Basin Notes - March 2011

Harbingers of Spring

Rain, gales, sunshine, frost and snow ... Yes, March can be relied on to give us very changeable weather. For some birds however the breeding season is well under way.

The largest of our corvid family, the raven, is usually our earliest nester. It is buzzard size and a strong, handsome bird with its all black plumage, shaggy throat feathers and stout bill. It nests mainly on crags and cliffs on the western side of Britain. Starting in mid-February an average of five eggs are laid and incubated by the female while the male bird carries food to her in his throat pouch.

In her eyrie on a remote mountain crag the golden eagle will start incubating her eggs this month. This will take around 45 days and while up to three eggs may be laid only one offspring is likely to be reared to adulthood.

The grey heron will makes its nest or refurbish an old one in early February in a heronry in the high treetops. Egg laying months are February, March and April and both parents are involved in incubation and they feed their chicks with regurgitated food. From hatching to fledging takes up to two months. The heron takes a wide variety of prey but its easy pickings at this time of year with so many frogs about.

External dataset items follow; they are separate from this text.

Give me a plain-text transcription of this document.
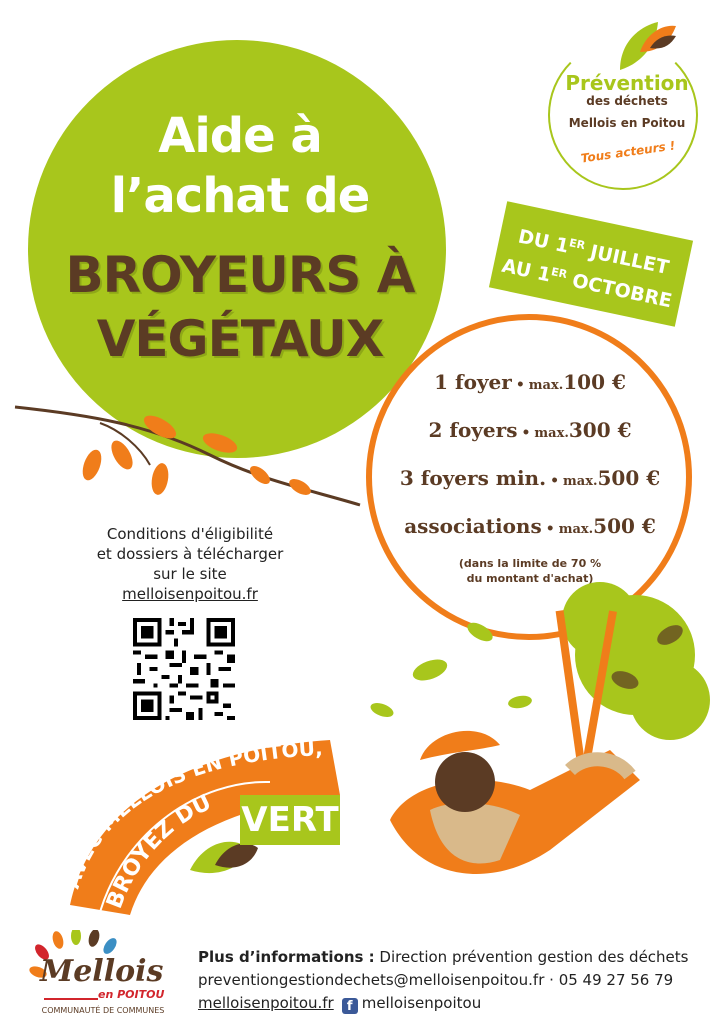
Aide à
l’achat de
BROYEURS À
VÉGÉTAUX
Prévention
des déchets
Mellois en Poitou
Tous acteurs !
DU 1ER JUILLET
AU 1ER OCTOBRE
1 foyer • max.100 €
2 foyers • max.300 €
3 foyers min. • max.500 €
associations • max.500 €
(dans la limite de 70 %
du montant d'achat)
Conditions d'éligibilité
et dossiers à télécharger
sur le site
melloisenpoitou.fr
AVEC MELLOIS EN POITOU,
BROYEZ DU VERT
Mellois
en POITOU
COMMUNAUTÉ DE COMMUNES
Plus d’informations : Direction prévention gestion des déchets
preventiongestiondechets@melloisenpoitou.fr · 05 49 27 56 79
melloisenpoitou.fr f melloisenpoitou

The tawny owl is another early nester and the female will now be incubating her two to four round white eggs in a tree hole or in the nook of an old building. The owlets will leave the nest at around 28 days old and will be fed by their parents for a further three months before they are independent.

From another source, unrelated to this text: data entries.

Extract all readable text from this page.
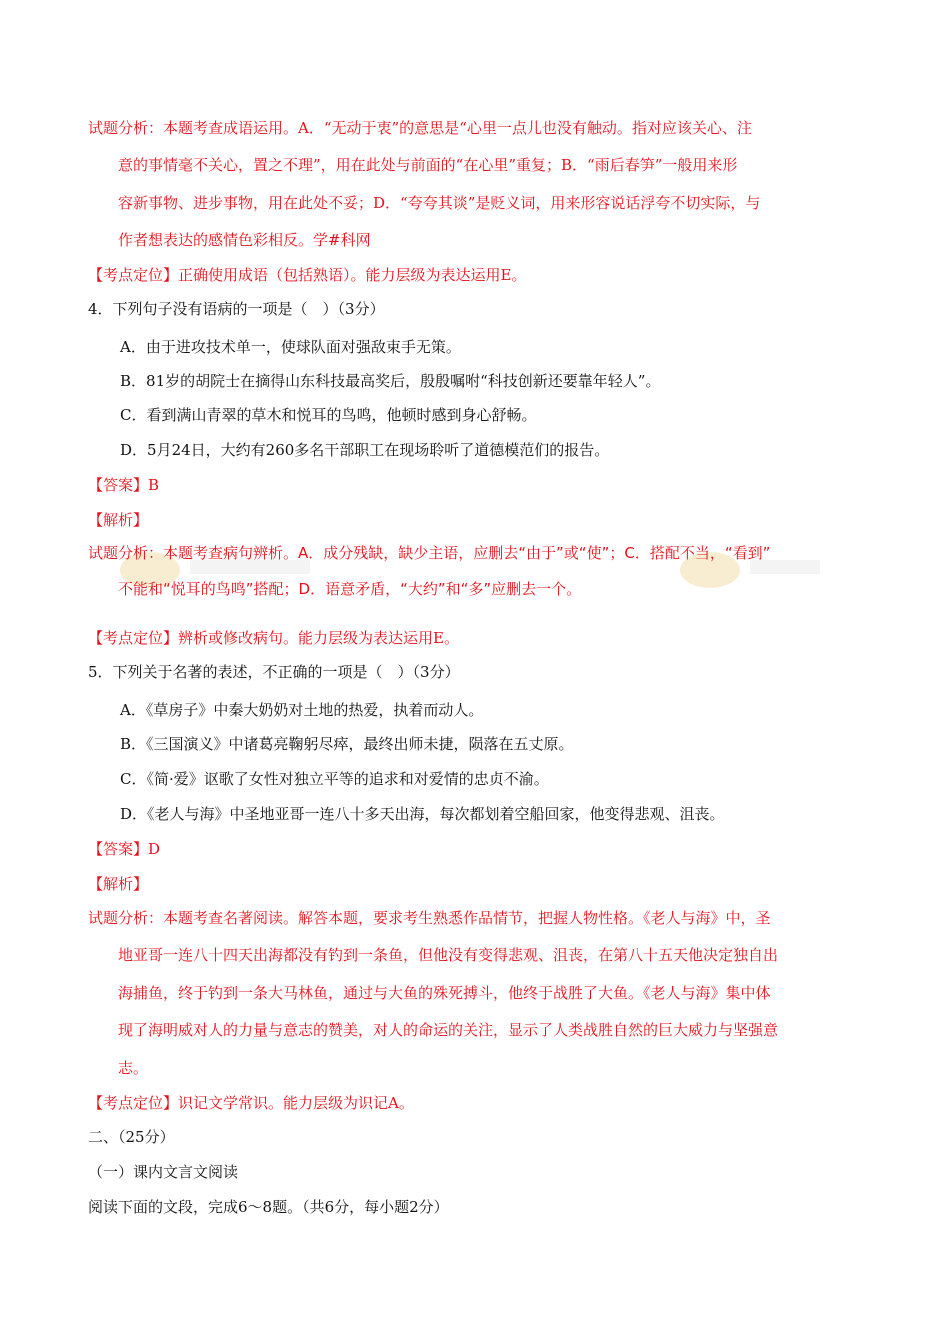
试题分析：本题考查成语运用。A．“无动于衷”的意思是“心里一点儿也没有触动。指对应该关心、注
意的事情毫不关心，置之不理”，用在此处与前面的“在心里”重复；B．“雨后春笋”一般用来形
容新事物、进步事物，用在此处不妥；D．“夸夸其谈”是贬义词，用来形容说话浮夸不切实际，与
作者想表达的感情色彩相反。学#科网
【考点定位】正确使用成语（包括熟语）。能力层级为表达运用E。
4．下列句子没有语病的一项是（　）（3分）
A．由于进攻技术单一，使球队面对强敌束手无策。
B．81岁的胡院士在摘得山东科技最高奖后，殷殷嘱咐“科技创新还要靠年轻人”。
C．看到满山青翠的草木和悦耳的鸟鸣，他顿时感到身心舒畅。
D．5月24日，大约有260多名干部职工在现场聆听了道德模范们的报告。
【答案】B
【解析】
试题分析：本题考查病句辨析。A．成分残缺，缺少主语，应删去“由于”或“使”；C．搭配不当，“看到”
不能和“悦耳的鸟鸣”搭配；D．语意矛盾，“大约”和“多”应删去一个。
【考点定位】辨析或修改病句。能力层级为表达运用E。
5．下列关于名著的表述，不正确的一项是（　）（3分）
A．《草房子》中秦大奶奶对土地的热爱，执着而动人。
B．《三国演义》中诸葛亮鞠躬尽瘁，最终出师未捷，陨落在五丈原。
C．《简·爱》讴歌了女性对独立平等的追求和对爱情的忠贞不渝。
D．《老人与海》中圣地亚哥一连八十多天出海，每次都划着空船回家，他变得悲观、沮丧。
【答案】D
【解析】
试题分析：本题考查名著阅读。解答本题，要求考生熟悉作品情节，把握人物性格。《老人与海》中，圣
地亚哥一连八十四天出海都没有钓到一条鱼，但他没有变得悲观、沮丧，在第八十五天他决定独自出
海捕鱼，终于钓到一条大马林鱼，通过与大鱼的殊死搏斗，他终于战胜了大鱼。《老人与海》集中体
现了海明威对人的力量与意志的赞美，对人的命运的关注，显示了人类战胜自然的巨大威力与坚强意
志。
【考点定位】识记文学常识。能力层级为识记A。
二、（25分）
（一）课内文言文阅读
阅读下面的文段，完成6～8题。（共6分，每小题2分）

It is a busy time in the mammal world too. Many fox cubs are born this month and the vixen will rely on the dog to bring her food in the first week or two while she suckles her young. After two weeks the cubs will take regurgitated food and from 6 weeks onwards they will start exploring outside the den.

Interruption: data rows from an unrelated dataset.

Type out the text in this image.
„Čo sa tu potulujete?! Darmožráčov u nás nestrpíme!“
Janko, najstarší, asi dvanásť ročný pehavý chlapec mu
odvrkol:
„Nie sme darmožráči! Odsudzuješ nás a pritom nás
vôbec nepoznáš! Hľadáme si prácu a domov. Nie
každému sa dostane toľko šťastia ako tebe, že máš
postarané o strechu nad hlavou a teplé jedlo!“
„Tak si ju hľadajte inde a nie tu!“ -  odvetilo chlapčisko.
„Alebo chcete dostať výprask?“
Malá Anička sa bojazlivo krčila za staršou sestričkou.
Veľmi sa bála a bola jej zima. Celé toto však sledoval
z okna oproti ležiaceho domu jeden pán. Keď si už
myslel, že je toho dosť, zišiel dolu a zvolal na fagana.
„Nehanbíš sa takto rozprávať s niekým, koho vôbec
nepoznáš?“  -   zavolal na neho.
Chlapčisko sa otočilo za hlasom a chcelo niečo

The brown hare of course goes a bit mad in March. Normally a wary animal, the springtime courtship is fuelled by "notching hormones". The buck is always ready to mate first, but the doe will fight him off, both standing on their hind legs and exchanging blows with their fore paws. The doe is larger than the buck and packs the bigger punch. The lady is always in control of the situation however and will mate only when she is good and ready. It's a harbinger of Spring ritual to remember and treasure.

Spring migrants from Africa will be arriving around the Basin during the last week of March and bird watchers will be looking for their first sighting of wheatear, sand martin, chiffchaff or os-prey. A first of the season was a red admiral butterfly flitting around the Visitor Centre on March 1st.